Anthony Bolton doubles stake in HSBC

Author: Nick Paler
IFAonline | 26 Oct 2011 | 08:14

Categories: Investment| Economics / Markets

Topics: HSBC| Anthony Bolton| China| Hong Kong

anthony-bolton-fidelity-investment-managers

Fidelity's Anthony Bolton has doubled his holding in banking giant HSBC within his China Special Situations investment trust.

Bolton, who has backed the bank throughout much of the year, doubled his position from around 2.5% in August to 4.9% by the end of September.

The move makes HSBC Bolton's second largest holding in his investment trust and comes following a sell-off in the bank's shares.

Amid a decline in banking shares across the globe, HSBC's Hong Kong listed shares are down around 22% in the last six months, currently trading at 65.45 Hong Kong Dollars.

Meanwhile in London, shares are off around 20% compared to six months ago, trading at 530p currently, down from 658p.
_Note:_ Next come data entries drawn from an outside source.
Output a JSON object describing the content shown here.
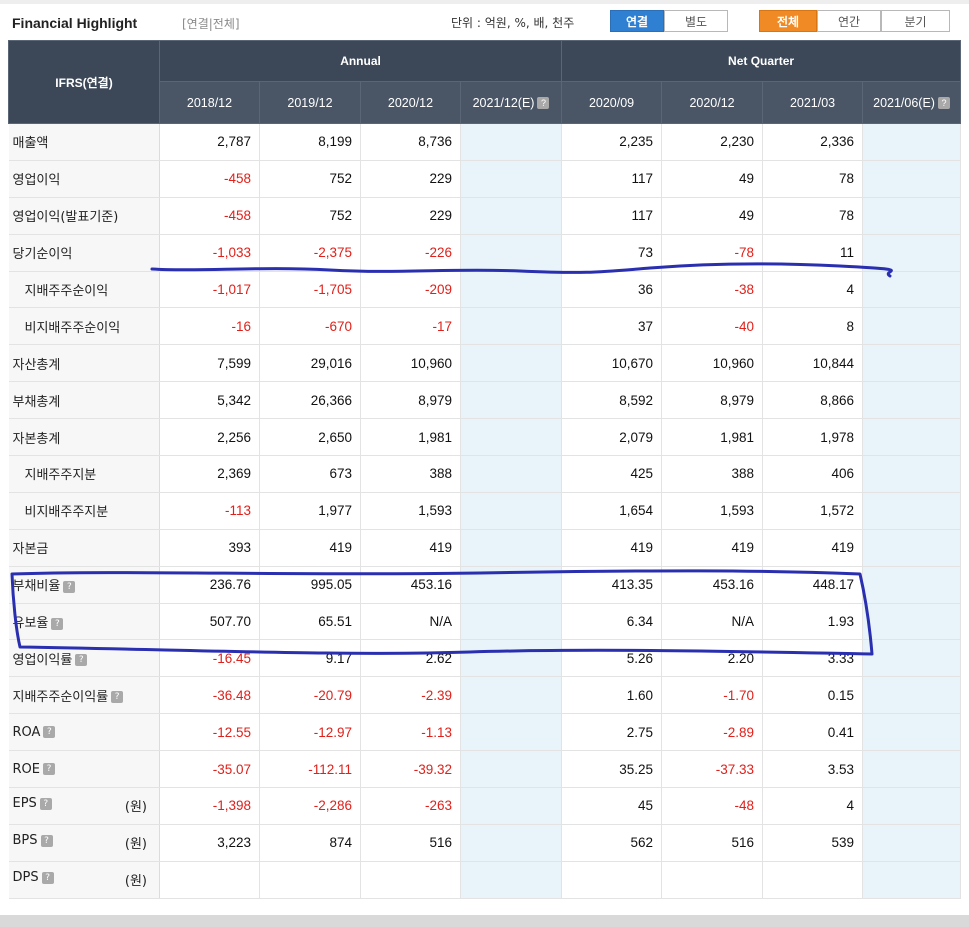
{
  "title": "Financial Highlight",
  "subtitle": "[연결|전체]",
  "unit_text": "단위 : 억원, %, 배, 천주",
  "toggles": {
    "consolidated": "연결",
    "separate": "별도",
    "all": "전체",
    "annual": "연간",
    "quarter": "분기"
  },
  "table": {
    "corner_label": "IFRS(연결)",
    "annual_header": "Annual",
    "quarter_header": "Net Quarter",
    "annual_cols": [
      "2018/12",
      "2019/12",
      "2020/12",
      "2021/12(E)"
    ],
    "quarter_cols": [
      "2020/09",
      "2020/12",
      "2021/03",
      "2021/06(E)"
    ],
    "rows": [
      {
        "label": "매출액",
        "annual": [
          "2,787",
          "8,199",
          "8,736",
          ""
        ],
        "quarter": [
          "2,235",
          "2,230",
          "2,336",
          ""
        ]
      },
      {
        "label": "영업이익",
        "annual": [
          "-458",
          "752",
          "229",
          ""
        ],
        "quarter": [
          "117",
          "49",
          "78",
          ""
        ]
      },
      {
        "label": "영업이익(발표기준)",
        "annual": [
          "-458",
          "752",
          "229",
          ""
        ],
        "quarter": [
          "117",
          "49",
          "78",
          ""
        ]
      },
      {
        "label": "당기순이익",
        "annual": [
          "-1,033",
          "-2,375",
          "-226",
          ""
        ],
        "quarter": [
          "73",
          "-78",
          "11",
          ""
        ]
      },
      {
        "label": "지배주주순이익",
        "annual": [
          "-1,017",
          "-1,705",
          "-209",
          ""
        ],
        "quarter": [
          "36",
          "-38",
          "4",
          ""
        ]
      },
      {
        "label": "비지배주주순이익",
        "annual": [
          "-16",
          "-670",
          "-17",
          ""
        ],
        "quarter": [
          "37",
          "-40",
          "8",
          ""
        ]
      },
      {
        "label": "자산총계",
        "annual": [
          "7,599",
          "29,016",
          "10,960",
          ""
        ],
        "quarter": [
          "10,670",
          "10,960",
          "10,844",
          ""
        ]
      },
      {
        "label": "부채총계",
        "annual": [
          "5,342",
          "26,366",
          "8,979",
          ""
        ],
        "quarter": [
          "8,592",
          "8,979",
          "8,866",
          ""
        ]
      },
      {
        "label": "자본총계",
        "annual": [
          "2,256",
          "2,650",
          "1,981",
          ""
        ],
        "quarter": [
          "2,079",
          "1,981",
          "1,978",
          ""
        ]
      },
      {
        "label": "지배주주지분",
        "annual": [
          "2,369",
          "673",
          "388",
          ""
        ],
        "quarter": [
          "425",
          "388",
          "406",
          ""
        ]
      },
      {
        "label": "비지배주주지분",
        "annual": [
          "-113",
          "1,977",
          "1,593",
          ""
        ],
        "quarter": [
          "1,654",
          "1,593",
          "1,572",
          ""
        ]
      },
      {
        "label": "자본금",
        "annual": [
          "393",
          "419",
          "419",
          ""
        ],
        "quarter": [
          "419",
          "419",
          "419",
          ""
        ]
      },
      {
        "label": "부채비율",
        "annual": [
          "236.76",
          "995.05",
          "453.16",
          ""
        ],
        "quarter": [
          "413.35",
          "453.16",
          "448.17",
          ""
        ]
      },
      {
        "label": "유보율",
        "annual": [
          "507.70",
          "65.51",
          "N/A",
          ""
        ],
        "quarter": [
          "6.34",
          "N/A",
          "1.93",
          ""
        ]
      },
      {
        "label": "영업이익률",
        "annual": [
          "-16.45",
          "9.17",
          "2.62",
          ""
        ],
        "quarter": [
          "5.26",
          "2.20",
          "3.33",
          ""
        ]
      },
      {
        "label": "지배주주순이익률",
        "annual": [
          "-36.48",
          "-20.79",
          "-2.39",
          ""
        ],
        "quarter": [
          "1.60",
          "-1.70",
          "0.15",
          ""
        ]
      },
      {
        "label": "ROA",
        "annual": [
          "-12.55",
          "-12.97",
          "-1.13",
          ""
        ],
        "quarter": [
          "2.75",
          "-2.89",
          "0.41",
          ""
        ]
      },
      {
        "label": "ROE",
        "annual": [
          "-35.07",
          "-112.11",
          "-39.32",
          ""
        ],
        "quarter": [
          "35.25",
          "-37.33",
          "3.53",
          ""
        ]
      },
      {
        "label": "EPS",
        "unit": "(원)",
        "annual": [
          "-1,398",
          "-2,286",
          "-263",
          ""
        ],
        "quarter": [
          "45",
          "-48",
          "4",
          ""
        ]
      },
      {
        "label": "BPS",
        "unit": "(원)",
        "annual": [
          "3,223",
          "874",
          "516",
          ""
        ],
        "quarter": [
          "562",
          "516",
          "539",
          ""
        ]
      },
      {
        "label": "DPS",
        "unit": "(원)",
        "annual": [
          "",
          "",
          "",
          ""
        ],
        "quarter": [
          "",
          "",
          "",
          ""
        ]
      }
    ]
  },
  "colors": {
    "negative": "#e0201a",
    "header_bg": "#3c4858",
    "estimate_bg": "#e8f4f9",
    "annotation": "#2a2fb0",
    "toggle_blue": "#2f7fd3",
    "toggle_orange": "#f08a24"
  }
}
However, they have recovered from lows seen after the recent market sell-off, having hit a trough of 473p.

Bolton has previously said he is backing Hong Kong listed banks - including HSBC - over banks listed on the Chinese mainland within his £516m trust.

In an interview in April he said: "Where I am overweight right now is on Hong Kong banks, which I think are in quite a different position from the mainland banks."

The trust has around 25% invested in financials according to his latest factsheet, which includes banks as well as property companies.

Other banks currently in the trust's top ten include Bank of China Hong Kong.

Bolton's trust has outperformed amid the recent rally in markets, delivering a 5.8% total return in the last month (according to Trustnet, to 25 October) compared to the Country Specialist Asia Pacific index loss of 0.3%. However, the NAV has fallen 4.7% over the period.

Over longer periods the trust has lagged the index, with both total returns and NAV off around 36% over one year, compared to the index decline of 25%.

Bolton said in his latest commentary the trust had underperformed in September, primarily because of "gearing and stock selection in consumer discretionary, energy and telecom services sectors".

He added: "A lack of exposure to China Mobile and certain oil and gas producers, as well as high conviction holdings in select retailers and an automobile manufacturer were among the key detractors."

However, he noted financials holdings had helped to mitigate some of the losses.

The trust's board recently took steps to close the discount on the trust after launching a share buy back programme.

It bought back 100,000 of its own shares at a price of 83.25p per share, in a bid to reduce the company's discount from 4.3%.

The move has helped reduce the discount to just 0.25%, according to Trustnet.